KM: Pour la victime, une telle distinction offre, bien sûr, peu de réconfort. Ceci implique aussi que certaines victimes ne peuvent pas échapper à leur victimisation, alors que d’autres le pourraient en changeant de comportement. Si ce n’est pas la même chose que de dire que certaines victimes demandent à être victimes, l’idée va dans le même sens, et nous devons être prudents par rapport à cela.

La vraie question reste la même: les meurtrier avec une intention raciste devraient-ils être puni plus que d’autres? J’accepte que le racisme soit un mal social qui doit être combattu, mais je rejette l’idée que nous pouvons et devrions lutter contre le racisme en interdisant les pensées racistes. Si comme moi, vous acceptez que des pensées en elles-mêmes – même racistes – ne doivent pas être interdites par la loi, alors il faut accepter que la pensée raciste qui conduit à assassiner ne devrait pas être considérée comme juridiquement distincte d’une pensée non raciste qui mène à assassiner.

PM: Comment, à votre avis, pourrait-on améliorer les réponses sociales (non juridique) aux discours de haine?

KM: Le but de la liberté d’expression est de créer des conditions pour un débat robuste afin d’être en mesure de contester des opinions odieuses. Plaider pour la liberté d’expression, mais ne pas l’utiliser pour réfuter les idées nauséabondes, odieuses et détestables me semble immoral.

Partout en Europe, les politiciens traditionnels ont dénoncé la montée de l’extrême droite, et dans toute l’Europe, les politiciens traditionnels se sont adaptés à l’extrême droite, les arguments d’étranglement de l’immigration, la poursuite de mesures anti-musulmanes, et ainsi de suite. Ils ont même parfois adopté le langage. L’ancien Premier ministre britannique, Gordon Brown, a parlé de garantir «des emplois britanniques pour les travailleurs britanniques», un slogan d’abord popularisée par le Front national néofasciste. Le Front national avait jumelé à un deuxième slogan: «Trois millions de noirs. Trois millions de chômeurs. Expulsez les noirs.» Gordon Brown n’était bien-sûr pas coupable de ces discours de haine. Mais son utilisation de cette expression a probablement propagé le sentiment xénophobe plus que n’importe quel «discours de haine» des fanatiques de l’extrême droite.
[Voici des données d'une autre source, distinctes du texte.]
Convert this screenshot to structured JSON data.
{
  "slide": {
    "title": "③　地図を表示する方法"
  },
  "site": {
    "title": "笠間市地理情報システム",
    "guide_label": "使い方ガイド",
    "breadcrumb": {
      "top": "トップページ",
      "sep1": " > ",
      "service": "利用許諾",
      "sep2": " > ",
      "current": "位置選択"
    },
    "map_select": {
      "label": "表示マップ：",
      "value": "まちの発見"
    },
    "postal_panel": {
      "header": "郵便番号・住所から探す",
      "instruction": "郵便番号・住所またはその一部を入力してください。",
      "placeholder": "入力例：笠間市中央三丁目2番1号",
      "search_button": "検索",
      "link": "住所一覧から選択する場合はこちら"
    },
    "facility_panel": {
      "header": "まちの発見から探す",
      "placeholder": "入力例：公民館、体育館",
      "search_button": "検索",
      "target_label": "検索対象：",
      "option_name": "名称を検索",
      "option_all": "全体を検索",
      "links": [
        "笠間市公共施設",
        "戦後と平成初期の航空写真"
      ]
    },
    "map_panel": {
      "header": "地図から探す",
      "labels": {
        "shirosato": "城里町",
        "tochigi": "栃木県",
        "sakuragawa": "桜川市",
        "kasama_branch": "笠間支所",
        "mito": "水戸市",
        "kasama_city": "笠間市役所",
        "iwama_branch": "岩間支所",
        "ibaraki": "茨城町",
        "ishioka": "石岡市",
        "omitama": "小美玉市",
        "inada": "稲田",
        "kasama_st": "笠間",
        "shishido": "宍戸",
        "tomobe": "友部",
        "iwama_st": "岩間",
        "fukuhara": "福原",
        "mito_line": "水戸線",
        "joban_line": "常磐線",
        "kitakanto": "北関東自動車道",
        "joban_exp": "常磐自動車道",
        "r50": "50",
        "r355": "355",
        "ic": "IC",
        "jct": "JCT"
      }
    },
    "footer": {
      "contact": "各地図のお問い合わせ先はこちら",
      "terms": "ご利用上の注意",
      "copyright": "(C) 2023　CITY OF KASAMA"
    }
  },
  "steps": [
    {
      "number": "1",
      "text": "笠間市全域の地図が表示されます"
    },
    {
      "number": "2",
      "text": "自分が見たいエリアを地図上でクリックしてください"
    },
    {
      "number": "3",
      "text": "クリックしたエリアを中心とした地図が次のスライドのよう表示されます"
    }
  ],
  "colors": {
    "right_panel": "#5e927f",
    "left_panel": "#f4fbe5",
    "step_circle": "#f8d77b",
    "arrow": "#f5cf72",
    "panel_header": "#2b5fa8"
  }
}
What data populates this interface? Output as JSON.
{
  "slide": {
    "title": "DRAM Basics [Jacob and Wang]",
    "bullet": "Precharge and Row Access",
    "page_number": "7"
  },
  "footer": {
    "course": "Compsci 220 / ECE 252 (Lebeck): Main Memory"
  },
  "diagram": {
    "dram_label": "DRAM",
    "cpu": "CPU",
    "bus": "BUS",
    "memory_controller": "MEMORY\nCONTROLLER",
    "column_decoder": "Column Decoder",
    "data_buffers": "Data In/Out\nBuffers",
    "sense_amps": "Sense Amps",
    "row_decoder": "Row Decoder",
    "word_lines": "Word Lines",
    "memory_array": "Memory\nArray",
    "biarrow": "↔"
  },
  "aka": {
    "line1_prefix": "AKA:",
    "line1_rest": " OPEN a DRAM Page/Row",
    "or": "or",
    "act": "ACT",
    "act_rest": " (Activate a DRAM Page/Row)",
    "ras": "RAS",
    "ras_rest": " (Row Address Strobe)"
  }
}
Le fanatisme nous oblige à remettre en question des idées traditionnelles et de faire campagne contre ces pratiques discriminatoires et lois sociales qui rendent les arguments des racistes, sexistes, les homophobes et les plus acceptables.

PM: Pensez-vous que l’interdiction de «discours de haine» affaiblisse la légitimité d’une démocratie?

KM: La liberté d’expression et la démocratie sont intimement liées. Sans liberté d’expression il n’y a pas de démocratie. C’est pourquoi toute restriction de la liberté doit être réduite au strict minimum.

Il y a deux façons dont l’interdiction de la propagande haineuse sape la démocratie. Tout d’abord, la démocratie ne peut fonctionner que si chaque citoyen estime que sa voix compte. C’est la croyance qu’une opinion, aussi bizarre, choquante, désagréables qu’elle soit, peut néanmoins être exprimée. Dans le cas contraire, la démocratie souffre, tout comme la légitimité du pouvoir en place.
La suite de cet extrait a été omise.